Si les forces morales qui heureusement survivent dans notre société de consommation basée sur l’individualisme, ne prennent pas conscience de la gravité de la situation, alors nous assisterons au développement de la militarisation du monde, qui est le seul moyen de minorités au pouvoir pour contrôler les situations sociales explosives. Et la militarisation conduit toujours aux dictatures ou contribue à les maintenir en place. Comment les démocraties occidentales peuvent-elles ne pas comprendre ce processus inexorable ? On ne construit pas la paix en semant des graines de violence.

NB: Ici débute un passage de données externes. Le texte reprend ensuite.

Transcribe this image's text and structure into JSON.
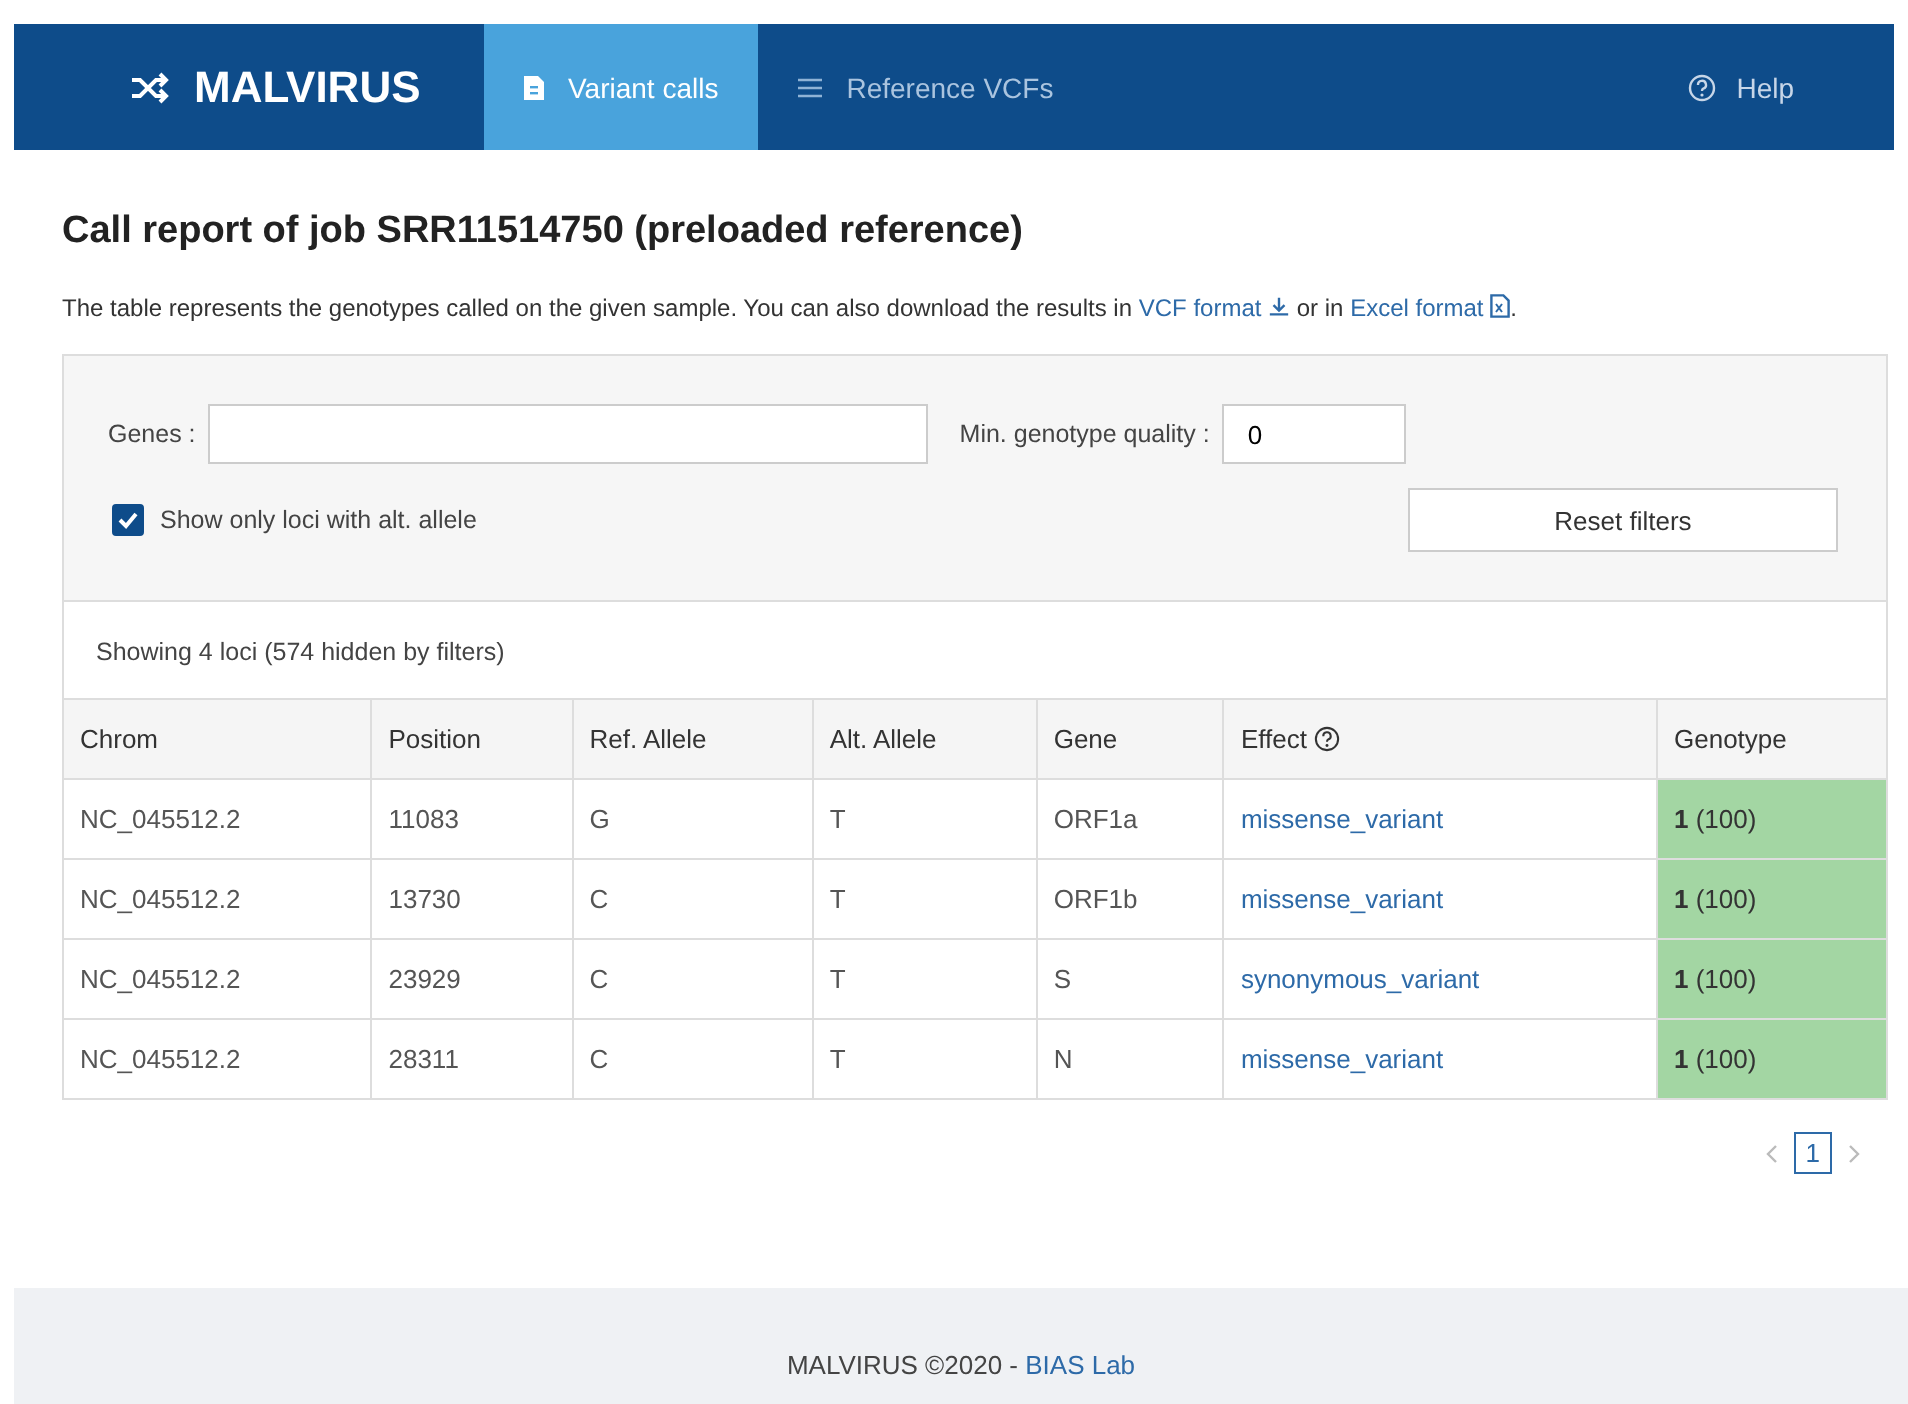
{
  "navbar": {
    "brand": "MALVIRUS",
    "tabs": [
      {
        "label": "Variant calls",
        "kind": "document",
        "selected": true
      },
      {
        "label": "Reference VCFs",
        "kind": "list",
        "selected": false
      }
    ],
    "help": "Help"
  },
  "title": "Call report of job SRR11514750 (preloaded reference)",
  "description": {
    "before": "The table represents the genotypes called on the given sample. You can also download the results in",
    "vcf_link": "VCF format",
    "middle": "or in",
    "excel_link": "Excel format",
    "end": "."
  },
  "filters": {
    "genes_label": "Genes :",
    "min_quality_label": "Min. genotype quality :",
    "min_quality_value": "0",
    "alt_only": {
      "label": "Show only loci with alt. allele",
      "checked": true
    },
    "reset_button": "Reset filters"
  },
  "summary": "Showing 4 loci (574 hidden by filters)",
  "table": {
    "columns": [
      "Chrom",
      "Position",
      "Ref. Allele",
      "Alt. Allele",
      "Gene",
      "Effect",
      "Genotype"
    ],
    "rows": [
      [
        "NC_045512.2",
        "11083",
        "G",
        "T",
        "ORF1a",
        "missense_variant",
        "**1** (100)"
      ],
      [
        "NC_045512.2",
        "13730",
        "C",
        "T",
        "ORF1b",
        "missense_variant",
        "**1** (100)"
      ],
      [
        "NC_045512.2",
        "23929",
        "C",
        "T",
        "S",
        "synonymous_variant",
        "**1** (100)"
      ],
      [
        "NC_045512.2",
        "28311",
        "C",
        "T",
        "N",
        "missense_variant",
        "**1** (100)"
      ]
    ]
  },
  "pagination": {
    "pages": [
      {
        "label": "1",
        "selected": true
      }
    ]
  },
  "footer": {
    "text": "MALVIRUS ©2020 -",
    "link": "BIAS Lab"
  }
}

En France même, la diminution progressive du budget militaire permettrait de répondre aux besoins essentiels des catégories défavorisées et des salariés : lutte contre la pauvreté, logements sociaux, éducation et formation professionnelle, culture et loisirs. Ici encore comment se fait-il que les centrales syndicales qui se préoccupent tant du pouvoir d’achat des travailleurs, ne se rendent pas compte que la qualité de la vie dépend aussi de l’utilisation des crédits budgétaires, que le gaspillage militaire se fait évidemment au détriment des améliorations du quotidien. Pour reprendre une formule ancienne, il faut savoir choisir entre le beurre et les canons.
Le problème est de savoir si nous voulons faire un pari sur l’intelligence, si l’éducation et la formation de nos enfants par exemple, sont plus importants que le surarmement ? De la réponse à cette question dépend notre avenir.